Starting next month, Community Board 4 will begin meetings with an invocation   followed by the Pledge of Allegiance.The board passed a motion to that affect during a December 12 special meeting called because of difficulty achieving quorum at previous meetings.

The statement reads as follows: “Let us pray for the health and well being of our community as we work together, harmoniously, to meet the needs of the people we serve and represent.

That our differences will never divide us but strengthen our resolve to improve the welfare of those who live, work, and travel through our neighborhoods.

That brotherly love, professionalism, and respect will always prevail as we relate to each other in achieving our goals.

Thank you. Please remain standing for the pledge of allegiance.”

As reported in the November issue of the Highbridge Horizon, chairperson D. Lee Ezell emailed fellow board members in October proposing  to begin meetings with a “community prayer” followed by the Pledge of Allegiance. Enough objections were raised that she agreed to postpone her plan until it had been discussed further.

However, on November 2, the board’s executive committee- which includes Ezell and -Rev. Dr. Timothy Birkett, the author of the prayer- unanimously passed a slightly revised version of the original statement. Several references to the word “pray” were removed, with the minutes of the November 2 meeting citing concerns from some board members as the reason for the changes: those members argued that the prayer excluded those of no religion and that the rotating list of Christian leaders scheduled to read it left out those of other faiths.

“The word prayer means to communicate,”Birkett countered. “To those who want to communicate, they can pray to Buddha, to Mecca, to Islam, to anyone they want to pray to.”

Because there was no general board meeting  scheduled  for December, some  members, including Birkett -himself absent during the vote-had said they didn’t expect that  vote to happen until January.

However, in a December 1 email, Ezell informed fellow board memebers of an emergency meeting meant “to complete decisions that have been laid over due to the lack of a quorum at recent general meetings.”
The invocation and pledge were not mentioned in Ezell’s email, and the measure has not been up for a vote at any previous general board meeting.

Lukas Herbert supplied the one dissenting vote.  But several board members who have indicated opposition to the measure were not present.
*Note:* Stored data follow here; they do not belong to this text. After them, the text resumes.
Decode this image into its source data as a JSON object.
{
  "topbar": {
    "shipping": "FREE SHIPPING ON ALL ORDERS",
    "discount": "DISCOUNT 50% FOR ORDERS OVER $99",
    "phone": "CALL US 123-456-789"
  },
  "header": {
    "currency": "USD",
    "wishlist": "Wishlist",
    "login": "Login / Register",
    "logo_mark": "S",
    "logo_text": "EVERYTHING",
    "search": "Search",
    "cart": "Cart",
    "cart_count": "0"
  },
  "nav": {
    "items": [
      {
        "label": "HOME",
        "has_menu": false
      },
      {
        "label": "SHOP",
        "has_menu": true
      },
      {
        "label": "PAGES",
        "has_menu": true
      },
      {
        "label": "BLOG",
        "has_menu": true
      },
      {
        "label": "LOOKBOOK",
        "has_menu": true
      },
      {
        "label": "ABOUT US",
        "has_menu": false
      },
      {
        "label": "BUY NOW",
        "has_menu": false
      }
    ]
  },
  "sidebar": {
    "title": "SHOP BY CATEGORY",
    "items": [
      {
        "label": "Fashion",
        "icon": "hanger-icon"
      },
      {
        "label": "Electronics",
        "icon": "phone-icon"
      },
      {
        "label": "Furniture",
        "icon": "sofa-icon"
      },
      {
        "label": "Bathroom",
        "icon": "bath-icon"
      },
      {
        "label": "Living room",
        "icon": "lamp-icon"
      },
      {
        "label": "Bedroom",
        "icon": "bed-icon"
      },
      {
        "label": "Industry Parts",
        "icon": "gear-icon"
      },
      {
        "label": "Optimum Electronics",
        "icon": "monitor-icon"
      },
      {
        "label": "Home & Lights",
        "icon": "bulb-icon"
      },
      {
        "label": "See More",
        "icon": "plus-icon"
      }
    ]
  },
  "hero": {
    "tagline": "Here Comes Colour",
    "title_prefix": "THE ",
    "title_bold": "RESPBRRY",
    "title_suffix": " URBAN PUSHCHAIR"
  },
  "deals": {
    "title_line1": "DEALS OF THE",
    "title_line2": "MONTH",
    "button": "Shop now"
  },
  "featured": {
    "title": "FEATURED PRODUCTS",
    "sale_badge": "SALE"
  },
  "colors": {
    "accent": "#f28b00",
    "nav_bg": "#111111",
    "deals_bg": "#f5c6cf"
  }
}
Herbert suggested to Ezell that she defer the matter until the January general board meeting, when he argued attendance would be much higher than for an emergency meeting.

“This is a general meeting,” Ezell retorted, adding she had given board members ample notice of the meeting.
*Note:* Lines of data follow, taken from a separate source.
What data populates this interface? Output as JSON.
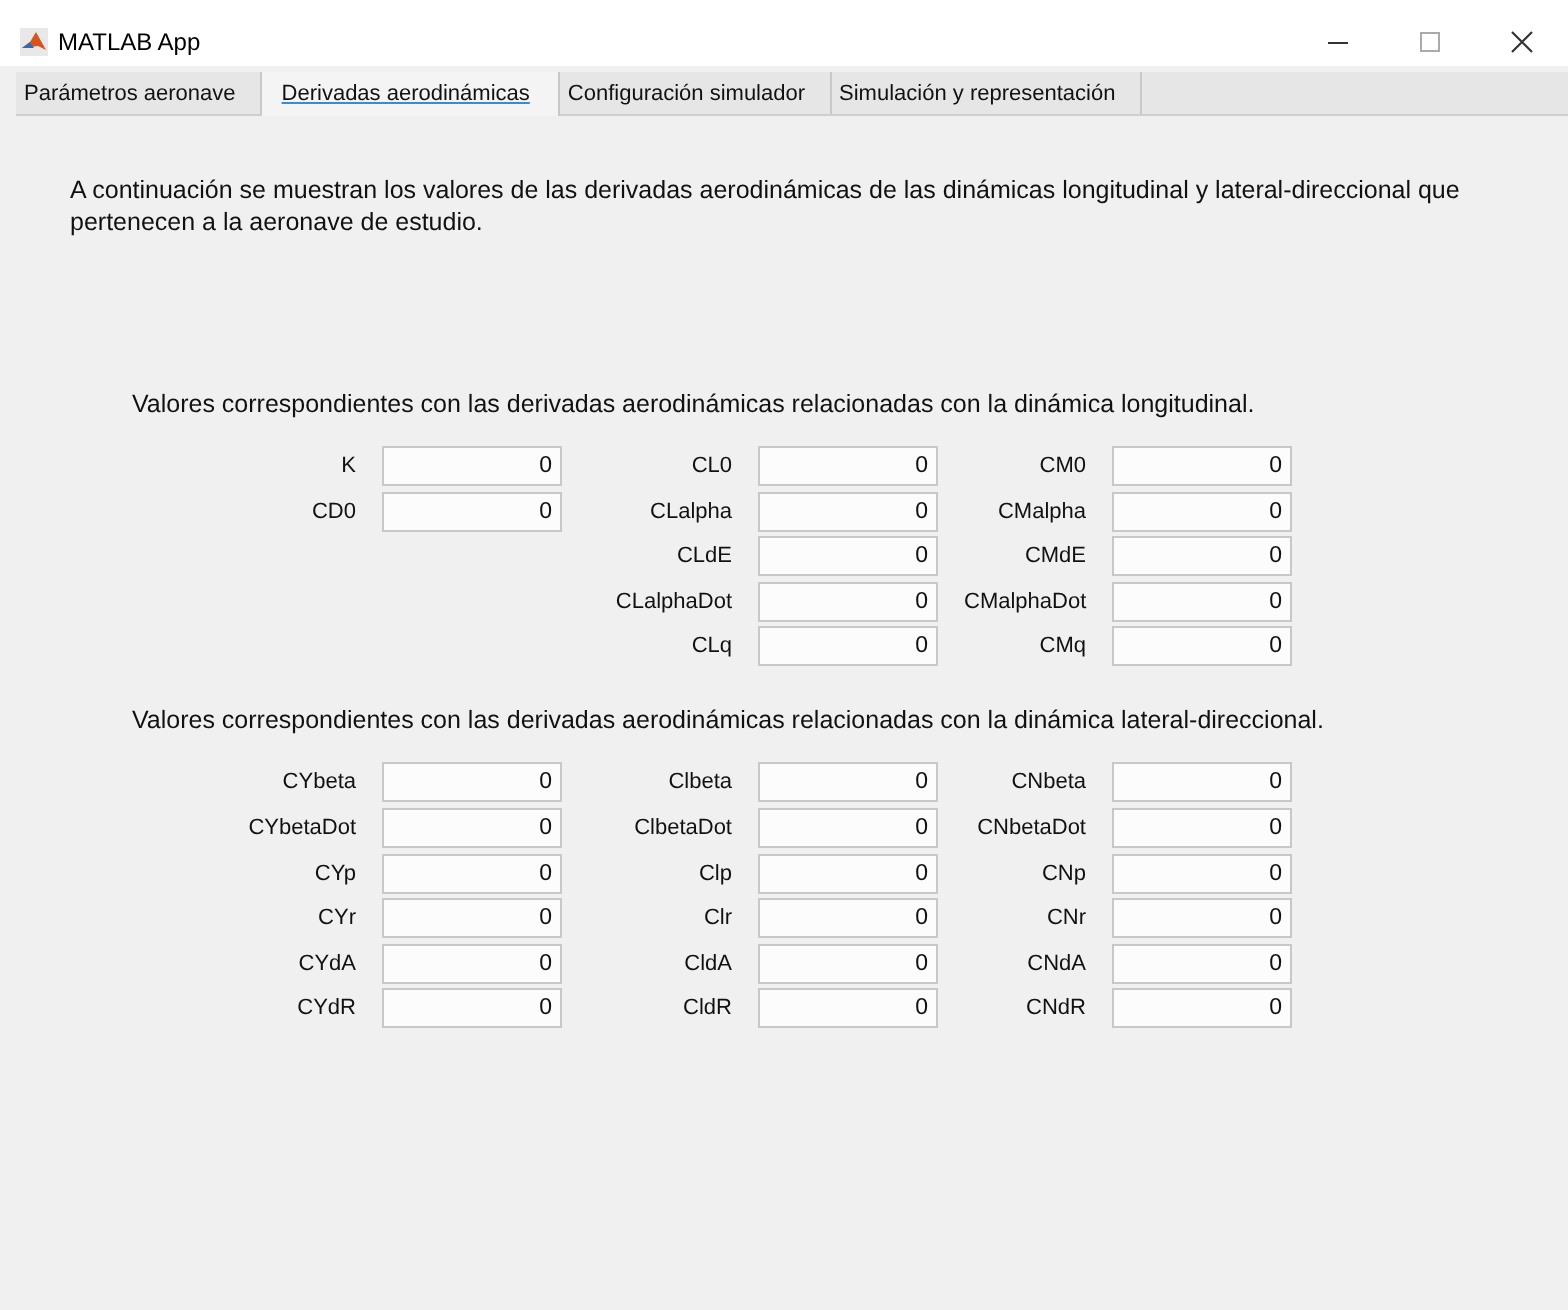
{
  "window": {
    "title": "MATLAB App"
  },
  "tabs": [
    {
      "label": "Parámetros aeronave",
      "selected": false
    },
    {
      "label": "Derivadas aerodinámicas",
      "selected": true
    },
    {
      "label": "Configuración simulador",
      "selected": false
    },
    {
      "label": "Simulación y representación",
      "selected": false
    }
  ],
  "intro": "A continuación se muestran los valores de las derivadas aerodinámicas de las dinámicas longitudinal y lateral-direccional que pertenecen a la aeronave de estudio.",
  "sections": [
    {
      "title": "Valores correspondientes con las derivadas aerodinámicas relacionadas con la dinámica longitudinal.",
      "columns": [
        [
          {
            "label": "K",
            "value": "0"
          },
          {
            "label": "CD0",
            "value": "0"
          }
        ],
        [
          {
            "label": "CL0",
            "value": "0"
          },
          {
            "label": "CLalpha",
            "value": "0"
          },
          {
            "label": "CLdE",
            "value": "0"
          },
          {
            "label": "CLalphaDot",
            "value": "0"
          },
          {
            "label": "CLq",
            "value": "0"
          }
        ],
        [
          {
            "label": "CM0",
            "value": "0"
          },
          {
            "label": "CMalpha",
            "value": "0"
          },
          {
            "label": "CMdE",
            "value": "0"
          },
          {
            "label": "CMalphaDot",
            "value": "0"
          },
          {
            "label": "CMq",
            "value": "0"
          }
        ]
      ]
    },
    {
      "title": "Valores correspondientes con las derivadas aerodinámicas relacionadas con la dinámica lateral-direccional.",
      "columns": [
        [
          {
            "label": "CYbeta",
            "value": "0"
          },
          {
            "label": "CYbetaDot",
            "value": "0"
          },
          {
            "label": "CYp",
            "value": "0"
          },
          {
            "label": "CYr",
            "value": "0"
          },
          {
            "label": "CYdA",
            "value": "0"
          },
          {
            "label": "CYdR",
            "value": "0"
          }
        ],
        [
          {
            "label": "Clbeta",
            "value": "0"
          },
          {
            "label": "ClbetaDot",
            "value": "0"
          },
          {
            "label": "Clp",
            "value": "0"
          },
          {
            "label": "Clr",
            "value": "0"
          },
          {
            "label": "CldA",
            "value": "0"
          },
          {
            "label": "CldR",
            "value": "0"
          }
        ],
        [
          {
            "label": "CNbeta",
            "value": "0"
          },
          {
            "label": "CNbetaDot",
            "value": "0"
          },
          {
            "label": "CNp",
            "value": "0"
          },
          {
            "label": "CNr",
            "value": "0"
          },
          {
            "label": "CNdA",
            "value": "0"
          },
          {
            "label": "CNdR",
            "value": "0"
          }
        ]
      ]
    }
  ]
}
The Pledge of Allegiance-also a controversial element of Ezell’s initial proposal among members who indicated either they or others might not feel comfortable standing for the pledge at a time when they strongly disagreed with their government- -was not mentioned in the minutes from the November 2 executive committee meeting that were passed out at the general board meeting later that month.

However, right before the vote, Ezell instruced the board that the statement they were voting on was supposed to  include the text : “Please remain standing for the Pledge of Allegiance.”